The "essay", that bastard of a thing we used to call "composition" back when I was in primary school, is having a big revival in Australia. I am in no position to make a definitive case as to when this happened, but Peter Craven's annual series of "Best Australian Essays" (dating from 1998) and the "Quarterly Essay" also edited by him, and both from Black Inc Publishing, must have had something to do with it. Yes, essays have been all around us since the year dot and I used to read the ones which caught my eye in the papers, but having them collected into one volume and having new and interesting essays presented as if they had a life-span of longer than two days, certainly galvanised readers' interest; this reader anyway.

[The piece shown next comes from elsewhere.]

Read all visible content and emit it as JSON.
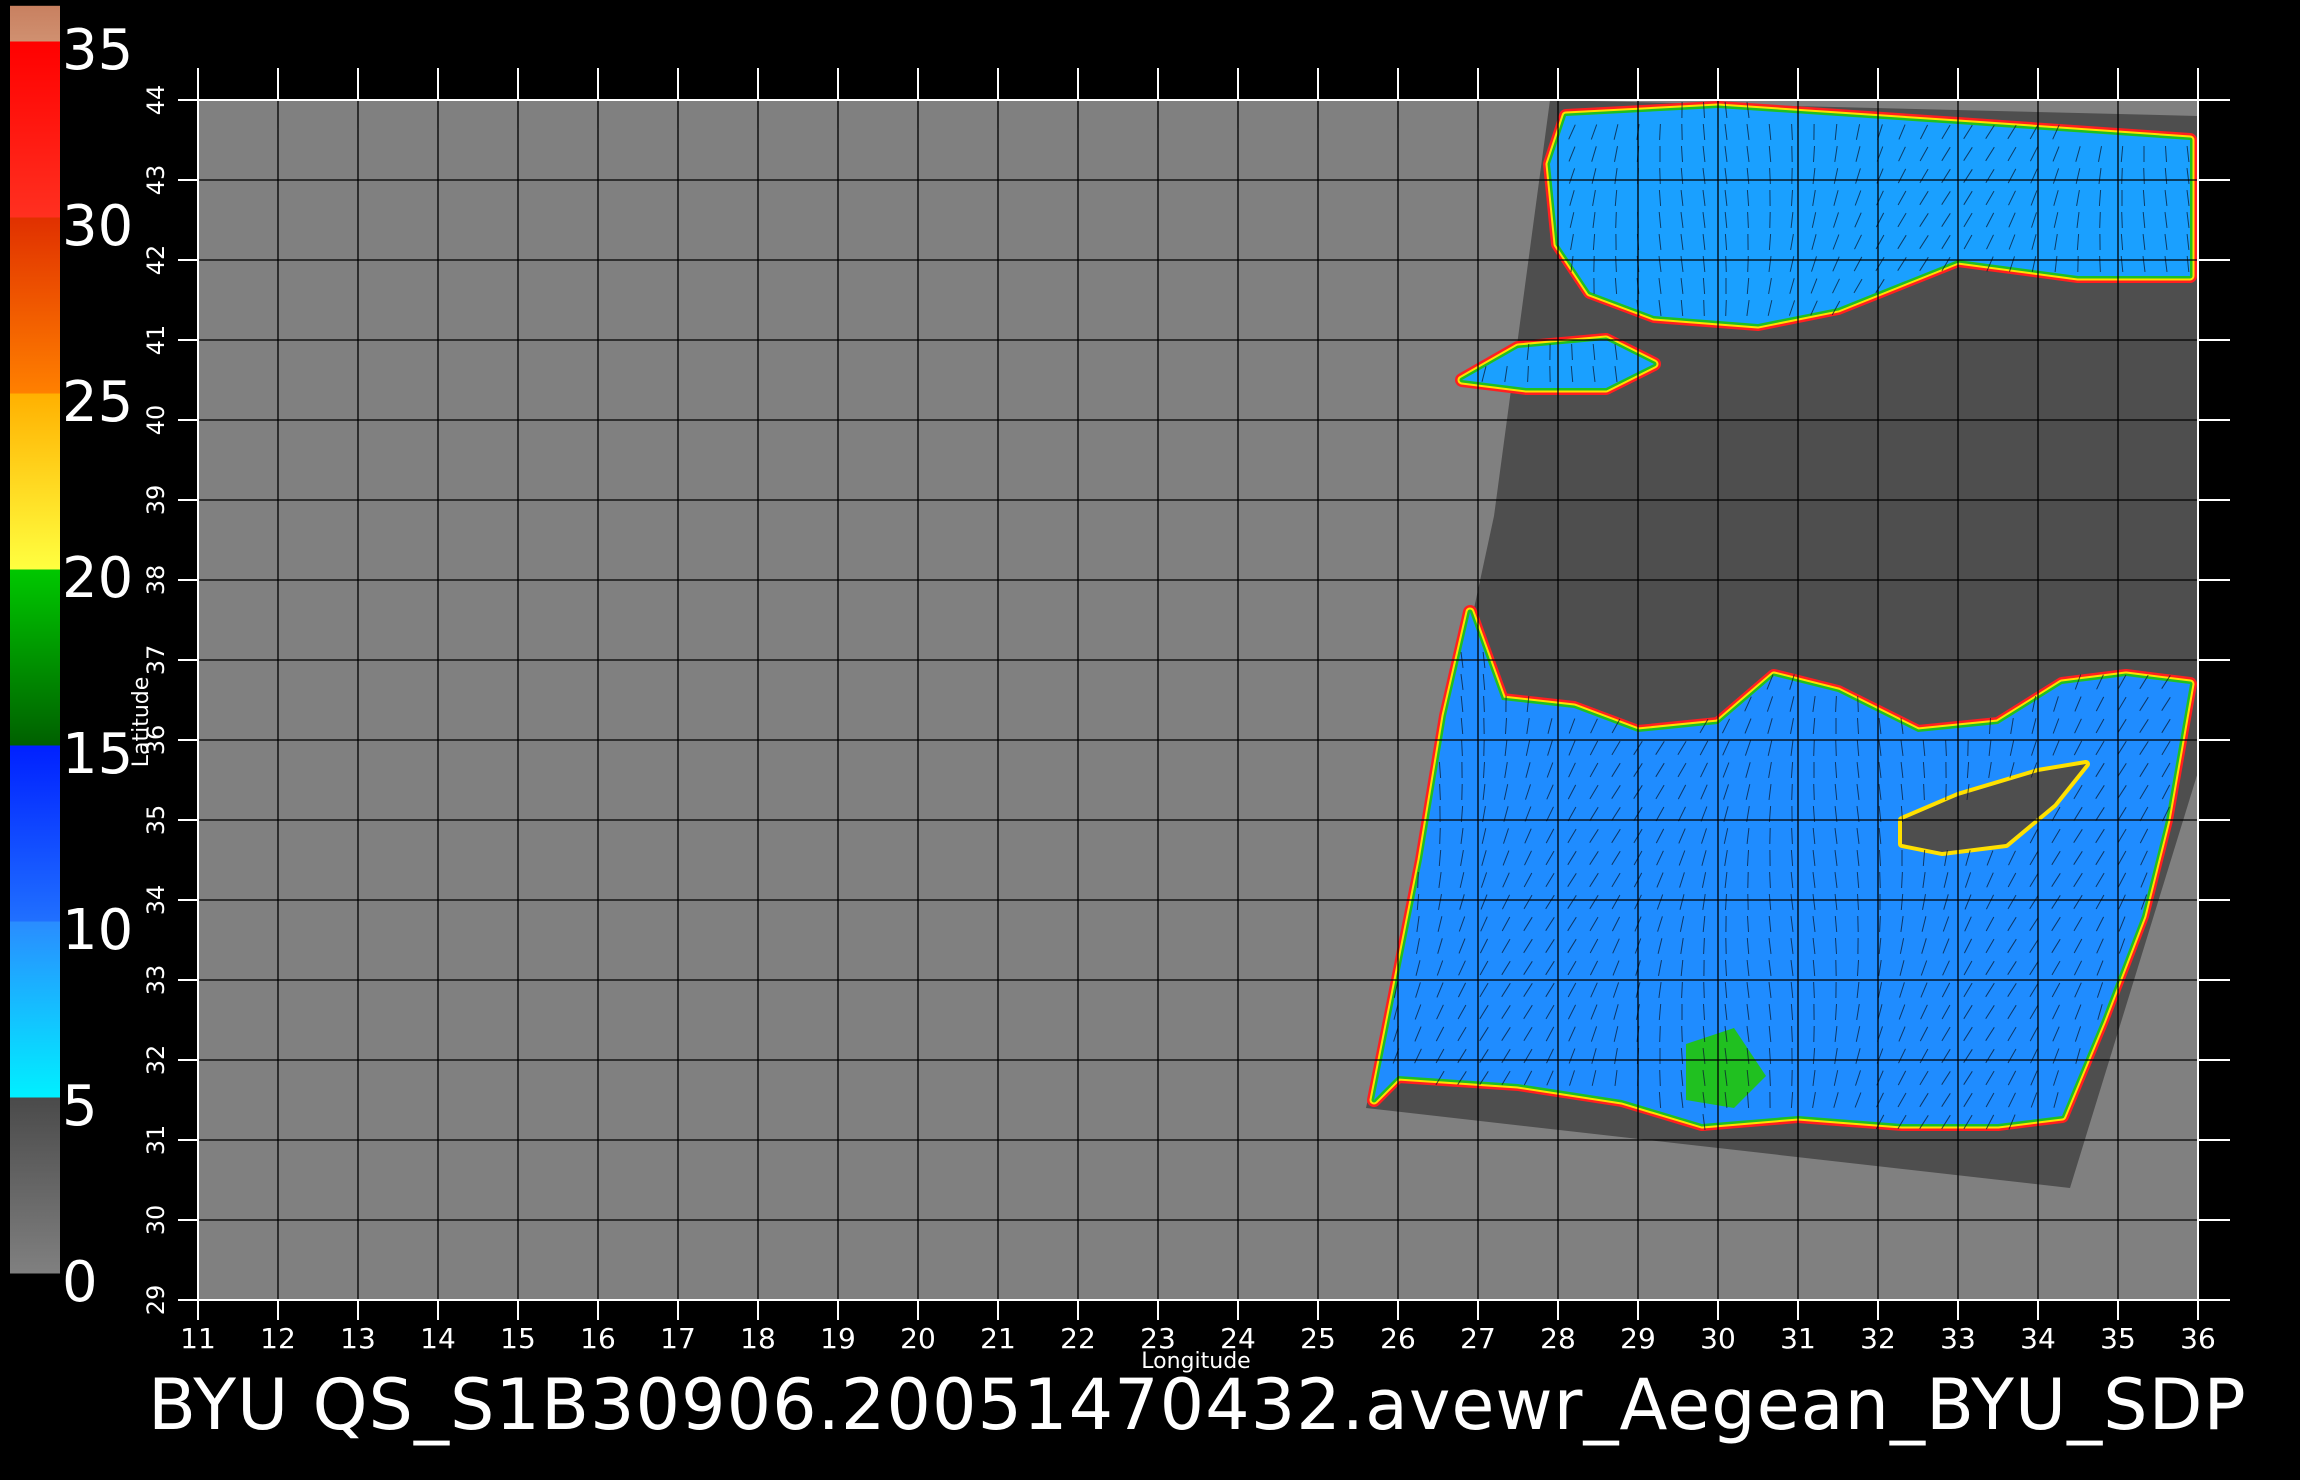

This increasing interest has paved the way for single-author essay collections to be published in this country. Previously you'd have to be Clive James, Helen Garner, Tim Flannery or Peter Singer to get a gig like that. Now Giramondo Press has released The Bone House by Beverly Farmer, and Chihuahuas, Women and Me by Louis Nowra into the field. The two books are reviewed by Peter Pierce, professor of Australian Literature at James Cook University, in this weekend's "The Age". Nowra described his collection as "a parade of my obsessions and enthusiams and, as such, could be read as a memoir", which Pierce seems pretty impressed with: "This is a book of intelligence, wit, good sense as well as ample evidence of folly. There are few Australian writers of Nowra's scope and challenge to us." On the other hand, or maybe the same one, depending on how you look at it, he finds Farmer's collection "is organised digressively; proceeds by association. It is a commonplace book, a mosaic of thoughts, an assembly of quotations and scraps of knowledge that review and reveal the writer's mind and perceptions." Which strikes me as being what we're after: "This ambitious hybrid of a book is striking, rewarding, always skirting pretentiousness, gloomy, yet written in the hope of renewal."
[Comment: no posting of this review on the website. C'mon guys, it's Australian, get your acts together.]
Myth Maker. Ellis Ashmead-Bartlett: The Englishman Who Sparked Australia's Gallipoli Legend by Fred and Elizabeth Brenchley is reviewed by Christpher Bantick. I've previously expressed my amusement at books with long titles like this so I'll resist the urge to get stuck in on that score this time, other than to say that half this title could have been left out and it wouldn't have affected the final product. The view that Ellis Ashmead-Bartlett was responsible for initiating the Australian public's interest in Gallipoli was started by the late Lloyd Robson, a Melbourne University historian. "This book develops Robson's thesis that it was Ashmead-Bartlett's reports from the front that largely shaped Australia's sense of the Gallipoli legend. The longevity of Ashmead-Bartlett's opinions and observations are measured out in how Australians still regard their Gallipoli heroes." Odd timing for this book. You'd think that nearer to Anzac day in April might have been a better publication date.
"The Australian" appears to be still on an extended Australian literature summer holiday.